You can download Spark at https://spark.apache.org/downloads.html. At the moment, the latest version is 1.4.1. Pick this one when choosing a Spark release on the download page. If you plan to run Spark on existing Hadoop infrastructure, choose your Hadoop version under the package type selection. If you don’t intend to use Hadoop, simply select “pre-built for Hadoop 2.6 and later.” Hadoop version in download type doesn’t really matter for this book. The next element on page will be a download link; some users may be surprised that there is no download button. Download the archive to a directory of your choosing. In my case, the download link is http://www.apache.org/dyn/closer.cgi/spark/spark-1.4.1/spark-1.4.1-bin-hadoop2.6.tgz, but this may vary depending on whether there is a newer version of Spark or Hadoop when you start the download. You might have noticed the archive is in “tar” format. Users of Linux computers will have no special trouble unpacking the downloaded file, but on Windows you will need to install a utility like 7-Zip or any other archiving software that has tar support. Note that the extraction process will have multiple steps because there are archives within archives. When extracting the output files, always output them to a folder with a simple name. I ended up with something like “C:\spark\spark\spark\spark-1.4.1-bin-hadoop2” on Windows, but then I simply copied the contents of the final folder to “C:\spark-1.4.1” to make later interactions with Spark easier. On Linux, I copied and extracted Spark to the folder “/root/spark-1.4.1-bin-hadoop2.6;” it really depends on your preferences.

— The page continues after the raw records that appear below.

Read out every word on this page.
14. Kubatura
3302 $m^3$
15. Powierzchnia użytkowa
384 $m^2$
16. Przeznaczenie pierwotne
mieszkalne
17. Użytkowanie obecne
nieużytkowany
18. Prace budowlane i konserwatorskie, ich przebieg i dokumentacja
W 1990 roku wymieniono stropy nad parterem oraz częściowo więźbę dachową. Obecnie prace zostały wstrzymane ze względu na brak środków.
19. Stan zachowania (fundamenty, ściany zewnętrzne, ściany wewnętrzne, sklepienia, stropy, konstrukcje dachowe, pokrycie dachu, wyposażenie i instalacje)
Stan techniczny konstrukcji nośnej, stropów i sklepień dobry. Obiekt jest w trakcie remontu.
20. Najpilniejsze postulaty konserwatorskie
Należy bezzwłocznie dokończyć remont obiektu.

Tip: Extract Spark’s tgz archive to a folder with a path that has no spaces in it.
If you are running Linux, open your shell and navigate to the folder where you extracted Spark. If you are running Windows, open the Command Prompt and do the same thing. First we’ll run the Spark Shell.

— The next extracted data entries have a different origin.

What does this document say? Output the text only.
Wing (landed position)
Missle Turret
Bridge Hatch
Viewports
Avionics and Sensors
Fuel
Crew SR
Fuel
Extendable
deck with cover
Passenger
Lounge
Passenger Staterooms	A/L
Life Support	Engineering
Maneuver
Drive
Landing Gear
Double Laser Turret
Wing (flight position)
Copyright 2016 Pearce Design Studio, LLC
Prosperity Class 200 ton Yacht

Code Listing 9: Running Spark Shell from Command Prompt on Windows
C:\spark-1.4.1>bin\spark-shell |
Code Listing 10: Running Spark Shell from Shell on Linux
[root@localhost spark-1.4.1-bin-hadoop2.6]# ./bin/spark-shell |
The result will be a running Spark Shell on both platforms. If everything worked, you should see a read-eval-print loop scala interface:
Code Listing 11: Result of previous commands should be a running scala interpreter interface.
scala> |
I personally don’t like the amount of information that is printed when running Spark Shell with defaults. It’s really low-level info that has very little use. Although you just started the Spark Shell, it might be a good idea to leave it and change the logging level so that it doesn’t confuse you. To leave the REPL simply type exit() and hit the Enter key.
Navigate to the conf subfolder and make a copy of the file log4j.properties.template. Rename it log4j.properties and open the file for editing. Change the line log4j.rootCategory from INFO to WARN as shown in following code listing:
Code Listing 12: More User Friendly Logging Setup
# Set everything to be logged to the console log4j.rootCategory=WARN, console log4j.appender.console=org.apache.log4j.ConsoleAppender log4j.appender.console.target=System.err log4j.appender.console.layout=org.apache.log4j.PatternLayout log4j.appender.console.layout.ConversionPattern=%d{yy/MM/dd HH:mm:ss} %p %c{1}: %m%n # Settings to quiet third-party logs that are too verbose log4j.logger.org.spark-project.jetty=WARN log4j.logger.org.spark-project.jetty.util.component.AbstractLifeCycle=ERROR log4j.logger.org.apache.spark.repl.SparkIMain$exprTyper=INFO log4j.logger.org.apache.spark.repl.SparkILoop$SparkILoopInterpreter=INFO |
After setting the log output level to Warning, change your current directory to one level up from the conf folder and start the Spark shell again. You should see a lot less output coming out from the shell before it gives you the scala REPL:

Figure 28: Spark Shell with Logging Level Set to Warn
This concludes the chapter. You now have a running Spark instance on your system. In the next chapter, we are going to go over how to start data processing tasks in Scala, Java, and Python.